She adds that while you can also enter this flow state on the roads, trail running is more effective in this way because you have to be more mentally engaged in what you’re doing to navigate uneven terrain and avoid tripping on a rock, root or other obstacle.

On the flip side, trail running does tend to lean toward the extreme end of the sport, and Smith admits that if you’re not careful, running can start to have the opposite effect on your mental health, particularly if it takes you away from other important parts of your life, like spending time with friends and family. Smith adds that many trail runners (and runners in general) also risk tying up too much of their identity in the sport, which sets them up for trouble if they have a bad run or race, or if something happens that prevents them from training.

“I encourage people to paint a picture in their minds of the healthiest version of themselves,” she says. “What do you look like when you’re sleeping eight hours each night, eating healthy meals, connecting with friends and moving well without pain?”

She goes on to explain that anything you do, including trail running, should promote that healthy version of yourself and be one aspect of it — not the entire picture. If you’re neglecting your relationships, sacrificing sleep or beating your body up without proper recovery in order to focus on running, you’re likely taking it too far. “You have to ask yourself if trail running is still serving its purpose,” she says, which is to make you a healthier, happier person.

RELATED: Improving your mental health through running: part 1

Smith points out that finding the right balance can be difficult for people who have a naturally competitive drive. Making the conscious decision to laser-focus on training in the last couple of weeks leading up to a big race is fine, but it’s easy for runners to forget that they have value outside of their performance.

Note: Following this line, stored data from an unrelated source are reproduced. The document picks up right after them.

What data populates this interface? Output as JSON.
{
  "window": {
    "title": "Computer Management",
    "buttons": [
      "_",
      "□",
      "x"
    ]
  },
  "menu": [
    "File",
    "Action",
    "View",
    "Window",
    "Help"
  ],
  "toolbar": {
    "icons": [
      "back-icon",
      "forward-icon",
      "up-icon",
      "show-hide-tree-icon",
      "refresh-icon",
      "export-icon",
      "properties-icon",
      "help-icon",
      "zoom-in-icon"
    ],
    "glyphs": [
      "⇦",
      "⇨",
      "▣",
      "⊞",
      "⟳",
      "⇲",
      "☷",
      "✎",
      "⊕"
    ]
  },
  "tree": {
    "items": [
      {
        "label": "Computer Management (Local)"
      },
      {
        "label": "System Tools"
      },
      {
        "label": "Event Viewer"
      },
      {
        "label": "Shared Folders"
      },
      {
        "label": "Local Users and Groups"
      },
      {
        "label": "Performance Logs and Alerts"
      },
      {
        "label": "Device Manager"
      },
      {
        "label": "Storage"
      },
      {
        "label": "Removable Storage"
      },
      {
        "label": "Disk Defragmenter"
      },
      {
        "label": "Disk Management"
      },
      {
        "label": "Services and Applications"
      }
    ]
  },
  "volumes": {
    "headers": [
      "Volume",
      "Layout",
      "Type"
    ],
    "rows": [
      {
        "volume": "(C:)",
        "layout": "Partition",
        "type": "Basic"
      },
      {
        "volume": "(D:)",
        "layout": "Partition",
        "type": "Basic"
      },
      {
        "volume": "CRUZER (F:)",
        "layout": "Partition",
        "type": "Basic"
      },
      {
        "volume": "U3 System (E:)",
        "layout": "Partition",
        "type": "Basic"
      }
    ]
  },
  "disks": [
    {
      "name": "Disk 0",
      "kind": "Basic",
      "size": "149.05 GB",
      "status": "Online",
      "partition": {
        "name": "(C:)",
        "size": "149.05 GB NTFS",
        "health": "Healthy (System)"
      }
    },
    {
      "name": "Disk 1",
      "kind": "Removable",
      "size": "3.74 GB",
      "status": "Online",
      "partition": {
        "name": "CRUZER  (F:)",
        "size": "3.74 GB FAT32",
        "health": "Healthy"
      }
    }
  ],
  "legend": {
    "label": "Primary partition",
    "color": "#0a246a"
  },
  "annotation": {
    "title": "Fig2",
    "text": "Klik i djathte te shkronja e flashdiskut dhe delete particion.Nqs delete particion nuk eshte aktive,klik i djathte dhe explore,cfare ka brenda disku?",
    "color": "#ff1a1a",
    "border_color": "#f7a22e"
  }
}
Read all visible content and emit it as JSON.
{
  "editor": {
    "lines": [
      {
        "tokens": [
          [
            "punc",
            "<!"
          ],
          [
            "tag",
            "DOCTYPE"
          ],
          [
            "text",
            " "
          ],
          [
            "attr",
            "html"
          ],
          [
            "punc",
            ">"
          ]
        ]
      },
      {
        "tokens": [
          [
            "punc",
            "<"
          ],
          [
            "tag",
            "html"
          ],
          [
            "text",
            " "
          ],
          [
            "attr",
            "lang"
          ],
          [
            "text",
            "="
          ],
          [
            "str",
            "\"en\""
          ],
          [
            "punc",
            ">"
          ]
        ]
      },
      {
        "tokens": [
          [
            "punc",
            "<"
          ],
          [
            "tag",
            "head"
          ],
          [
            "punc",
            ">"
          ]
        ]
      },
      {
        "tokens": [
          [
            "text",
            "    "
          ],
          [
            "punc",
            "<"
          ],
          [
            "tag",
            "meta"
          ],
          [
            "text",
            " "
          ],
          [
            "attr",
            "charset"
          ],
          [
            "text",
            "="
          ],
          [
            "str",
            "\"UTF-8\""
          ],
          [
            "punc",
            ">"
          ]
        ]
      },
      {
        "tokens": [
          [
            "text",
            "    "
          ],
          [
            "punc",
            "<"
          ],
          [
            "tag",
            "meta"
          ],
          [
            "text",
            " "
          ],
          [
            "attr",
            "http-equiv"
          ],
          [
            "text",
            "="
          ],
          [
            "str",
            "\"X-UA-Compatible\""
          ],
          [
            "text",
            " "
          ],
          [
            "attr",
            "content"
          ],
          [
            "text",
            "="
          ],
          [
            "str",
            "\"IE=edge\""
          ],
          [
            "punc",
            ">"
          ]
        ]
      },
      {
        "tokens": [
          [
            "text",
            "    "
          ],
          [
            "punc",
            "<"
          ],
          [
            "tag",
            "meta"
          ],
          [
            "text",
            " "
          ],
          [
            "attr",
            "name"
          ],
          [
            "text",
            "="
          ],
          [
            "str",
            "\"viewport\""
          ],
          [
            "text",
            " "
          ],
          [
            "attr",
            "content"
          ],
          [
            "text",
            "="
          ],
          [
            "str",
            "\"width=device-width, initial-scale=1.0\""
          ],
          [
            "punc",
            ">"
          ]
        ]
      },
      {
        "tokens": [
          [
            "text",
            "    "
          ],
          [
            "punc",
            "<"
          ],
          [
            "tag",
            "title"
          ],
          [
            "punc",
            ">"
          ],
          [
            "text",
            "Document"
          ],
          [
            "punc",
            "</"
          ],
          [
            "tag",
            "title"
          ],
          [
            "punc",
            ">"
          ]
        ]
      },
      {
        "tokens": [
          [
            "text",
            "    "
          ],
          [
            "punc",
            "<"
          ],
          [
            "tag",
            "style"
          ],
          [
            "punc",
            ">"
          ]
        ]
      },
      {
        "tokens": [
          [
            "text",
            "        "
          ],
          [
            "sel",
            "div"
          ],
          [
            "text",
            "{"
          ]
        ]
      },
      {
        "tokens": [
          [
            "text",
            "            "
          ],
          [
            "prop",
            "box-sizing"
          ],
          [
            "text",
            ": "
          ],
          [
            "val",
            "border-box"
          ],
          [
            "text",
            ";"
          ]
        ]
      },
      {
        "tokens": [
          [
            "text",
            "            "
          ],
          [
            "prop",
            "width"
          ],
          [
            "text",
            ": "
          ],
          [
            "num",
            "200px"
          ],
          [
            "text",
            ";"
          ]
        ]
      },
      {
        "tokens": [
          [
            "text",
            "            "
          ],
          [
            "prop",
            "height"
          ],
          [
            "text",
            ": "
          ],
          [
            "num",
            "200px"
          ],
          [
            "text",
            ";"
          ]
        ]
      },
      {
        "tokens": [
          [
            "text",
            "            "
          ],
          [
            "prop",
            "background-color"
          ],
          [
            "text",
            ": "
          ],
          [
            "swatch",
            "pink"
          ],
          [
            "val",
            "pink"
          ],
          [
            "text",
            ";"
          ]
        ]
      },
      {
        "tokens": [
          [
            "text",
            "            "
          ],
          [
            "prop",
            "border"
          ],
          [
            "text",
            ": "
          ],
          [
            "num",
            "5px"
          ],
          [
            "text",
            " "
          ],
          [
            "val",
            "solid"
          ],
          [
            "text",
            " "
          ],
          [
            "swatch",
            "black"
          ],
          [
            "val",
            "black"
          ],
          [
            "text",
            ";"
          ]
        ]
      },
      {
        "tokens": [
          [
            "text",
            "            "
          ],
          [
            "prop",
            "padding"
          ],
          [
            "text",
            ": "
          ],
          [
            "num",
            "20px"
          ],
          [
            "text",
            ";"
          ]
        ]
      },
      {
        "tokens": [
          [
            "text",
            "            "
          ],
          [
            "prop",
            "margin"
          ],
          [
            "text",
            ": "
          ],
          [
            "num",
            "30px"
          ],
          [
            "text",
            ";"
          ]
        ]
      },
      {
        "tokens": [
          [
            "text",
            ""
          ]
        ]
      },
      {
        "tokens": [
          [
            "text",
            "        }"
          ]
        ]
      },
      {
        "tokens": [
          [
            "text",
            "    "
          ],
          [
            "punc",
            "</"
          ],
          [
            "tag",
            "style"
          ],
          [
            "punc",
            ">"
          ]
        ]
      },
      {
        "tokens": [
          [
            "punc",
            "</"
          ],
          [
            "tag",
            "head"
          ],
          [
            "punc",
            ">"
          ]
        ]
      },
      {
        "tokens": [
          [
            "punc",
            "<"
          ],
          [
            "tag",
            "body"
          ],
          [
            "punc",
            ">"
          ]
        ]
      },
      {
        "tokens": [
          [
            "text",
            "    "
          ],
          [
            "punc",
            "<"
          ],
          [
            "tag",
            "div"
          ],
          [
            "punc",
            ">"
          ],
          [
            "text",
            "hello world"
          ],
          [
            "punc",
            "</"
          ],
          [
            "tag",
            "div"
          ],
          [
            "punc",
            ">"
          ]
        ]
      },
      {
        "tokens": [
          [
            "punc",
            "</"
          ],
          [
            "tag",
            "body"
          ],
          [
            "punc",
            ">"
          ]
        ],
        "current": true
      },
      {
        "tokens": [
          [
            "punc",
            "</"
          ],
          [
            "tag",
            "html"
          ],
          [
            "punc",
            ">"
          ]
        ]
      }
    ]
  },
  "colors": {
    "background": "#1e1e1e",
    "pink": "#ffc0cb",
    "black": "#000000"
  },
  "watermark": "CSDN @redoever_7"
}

Smith’s advice for runners

While running is an excellent tool for coping with stress, anxiety and depression, Smith warns that it shouldn’t be the only way runners manage their mental health. She reminds us that running is still both a physical and mental stressor, so she encourages runners to be mindful of their other needs and to prioritize them as well. She adds that if you’re struggling with your mental health, it’s important to talk to someone about it. Friends and family and mental health professionals serve different functions in this way, and she says both play key roles in supporting someone who’s struggling.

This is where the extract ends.